Vitamin B1, also known as thiamine, helps support the function of your nerves, brain, heart, and muscles. It’s typically found in green peas, whole grains, and different kinds of rice. Vitamin B2, also known as riboflavin, helps support the body’s antioxidant functions. It also helps you maintain your immunological system and nervous system.
Vitamin B3, also known as niacin, promotes healthy metabolism and converts food into energy. Pantothenic acid, otherwise known as vitamin B5, also helps to convert food into energy. Vitamin B6 supports the enzymes that are involved in the transportation of oxygen. And lastly, vitamin B12 helps keep your blood cells and neurons healthy.
As you can see, deficiency in B vitamins can have detrimental effects on your health. The right dietary supplement can help ensure that you’re getting all of the B vitamins you need. If you’re vegan, you should seriously think about taking a dietary supplement with B12 in it, as many vegans are lacking in this vitamin because it’s mostly found in meat and dairy.
When most of us think of vitamin C, we think of orange juice or citrus foods. Women should aim to get at least 75 mg of vitamin C per day. If you’re pregnant or breastfeeding, then you’ll want to aim for 120mg per day.
Vitamin C may lower your risk of heart disease, help manage high blood pressure, reduce blood uric acid levels, boost immunity, and prevent iron deficiency. According to the National Heart, Health, and Lung Institute, about 20% of women of childbearing age suffer from an iron deficiency.
Additionally, 50% of pregnant women suffer from iron deficiency, because they require greater amounts of it when pregnant to support their growing babies. Vitamin C helps the body absorb more iron, so if you’re suffering from anemia (a lack of iron), then a dietary supplement containing vitamin C may be the right choice for you.
Vitamin D deficiency is actually an epidemic, with over 1 billion people worldwide not getting enough vitamin D. One of the best places to get vitamin D is from the sun. But, if you live in a cold climate and spend your days inside, getting your daily dose of vitamin D can be tough.
Additionally, vitamin D is found in a lot of fatty fish, so if you’re vegan or vegetarian, you may be lacking in this important nutrient. Luckily, the right dietary supplement can help ensure that you’re meeting your recommended dose for the day. Women should aim to get about 600 IU (international units) of vitamin D per day.
Calcium helps our bodies build strong bones and teeth. It also helps with muscle contraction and relaxation, nerve impulse transmission, and blood clotting.
As women age, they’re at an increased risk of developing osteoporosis. In fact, 80% of osteoporosis sufferers are women.

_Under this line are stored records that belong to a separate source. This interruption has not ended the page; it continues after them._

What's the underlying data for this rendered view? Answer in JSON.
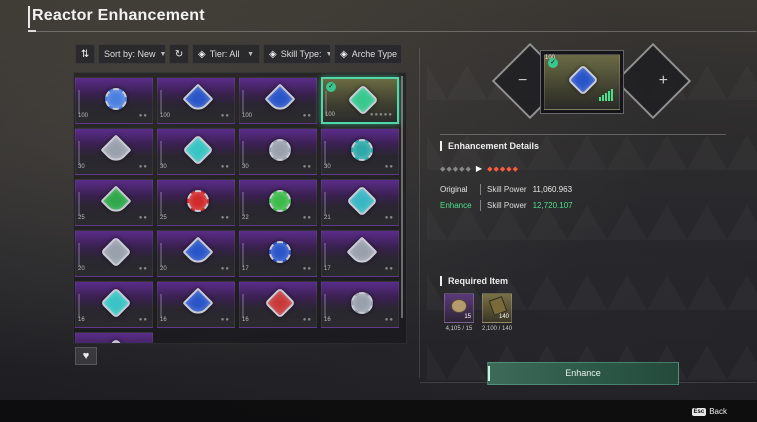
{
  "header": {
    "title": "Reactor Enhancement"
  },
  "toolbar": {
    "sort_label": "Sort by: New",
    "tier_label": "Tier: All",
    "skill_label": "Skill Type:",
    "arche_label": "Arche Type"
  },
  "grid": {
    "tiles": [
      {
        "level": "100",
        "color": "#4a7fe0",
        "shape": "star"
      },
      {
        "level": "100",
        "color": "#2a55c8",
        "shape": "tri"
      },
      {
        "level": "100",
        "color": "#2a55c8",
        "shape": "tri"
      },
      {
        "level": "100",
        "color": "#36c88f",
        "shape": "sq"
      },
      {
        "level": "30",
        "color": "#9aa0ac",
        "shape": "tri"
      },
      {
        "level": "30",
        "color": "#39c4c4",
        "shape": "sq"
      },
      {
        "level": "30",
        "color": "#9aa0ac",
        "shape": "star"
      },
      {
        "level": "30",
        "color": "#2ea8a8",
        "shape": "star"
      },
      {
        "level": "25",
        "color": "#2ea84a",
        "shape": "tri"
      },
      {
        "level": "25",
        "color": "#d02a2a",
        "shape": "star"
      },
      {
        "level": "22",
        "color": "#3cba4a",
        "shape": "star"
      },
      {
        "level": "21",
        "color": "#39b8c4",
        "shape": "sq"
      },
      {
        "level": "20",
        "color": "#9aa0ac",
        "shape": "sq"
      },
      {
        "level": "20",
        "color": "#2a55c8",
        "shape": "tri"
      },
      {
        "level": "17",
        "color": "#2a55c8",
        "shape": "star"
      },
      {
        "level": "17",
        "color": "#9aa0ac",
        "shape": "tri"
      },
      {
        "level": "16",
        "color": "#39c4c4",
        "shape": "sq"
      },
      {
        "level": "16",
        "color": "#2a55c8",
        "shape": "tri"
      },
      {
        "level": "16",
        "color": "#c83a3a",
        "shape": "sq"
      },
      {
        "level": "16",
        "color": "#9aa0ac",
        "shape": "star"
      },
      {
        "level": "",
        "color": "#9aa0ac",
        "shape": "sq"
      }
    ],
    "selected_index": 3
  },
  "slot": {
    "level": "100"
  },
  "details": {
    "section_title": "Enhancement Details",
    "original_label": "Original",
    "original_stat": "Skill Power",
    "original_value": "11,060.963",
    "enhance_label": "Enhance",
    "enhance_stat": "Skill Power",
    "enhance_value": "12,720.107"
  },
  "required": {
    "section_title": "Required Item",
    "items": [
      {
        "qty": "15",
        "count": "4,105 / 15"
      },
      {
        "qty": "140",
        "count": "2,100 / 140"
      }
    ]
  },
  "enhance_button": "Enhance",
  "footer": {
    "key": "Esc",
    "back_label": "Back"
  },
  "colors": {
    "accent_green": "#49e08b",
    "selected_border": "#4fd9a8",
    "star_red": "#ff5a3c"
  }
}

Additionally, about 1 in 2 women over the age of 50 will break a bone due to osteoporosis.
If you’re not getting enough calcium through your diet, you should consider taking a dietary supplement with calcium to help keep your bones strong and prevent osteoporosis.

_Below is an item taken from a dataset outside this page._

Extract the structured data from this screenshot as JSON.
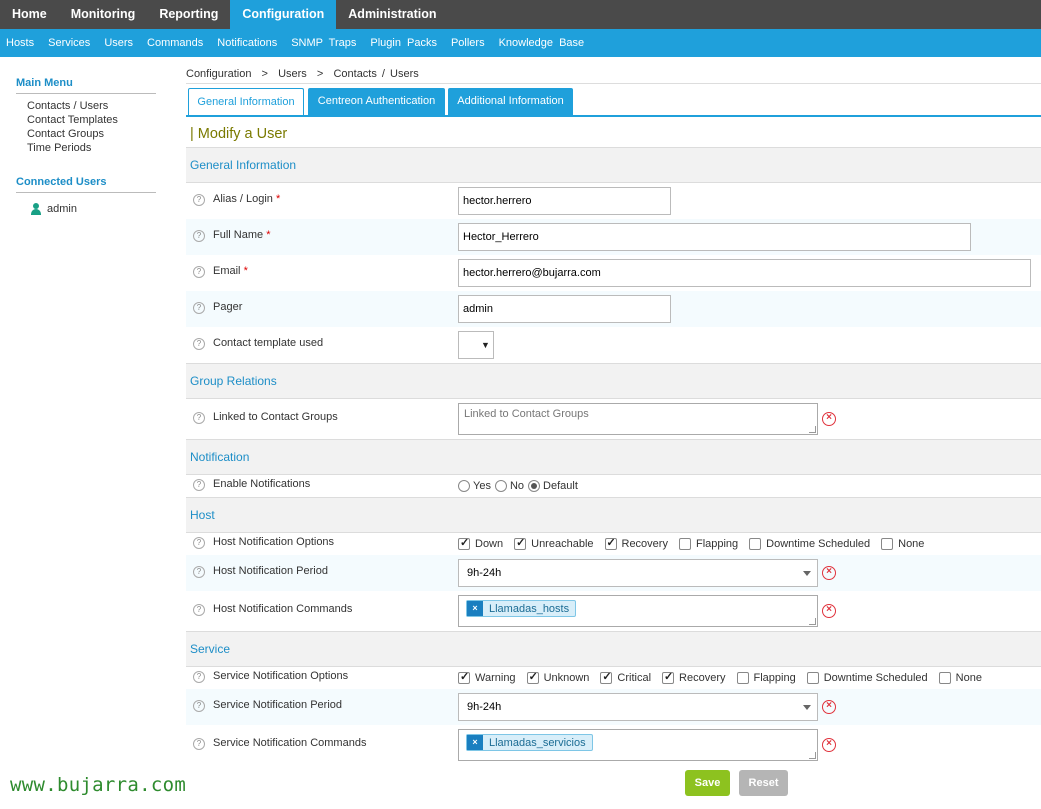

Zinc is another very important mineral for women that’s found in many dietary supplements. Zinc helps to free vitamin A from liver storage, aids in wound healing and boosts the immune system.
It can also help you get better when you’re suffering from a cold.
Now that you know about the top benefits of dietary supplements, it’s time to start shopping for the right supplements for you. First, we suggest speaking to your doctor about the vitamins and minerals you may be lacking because of your diet and lifestyle. Then, they can help you choose the right supplement.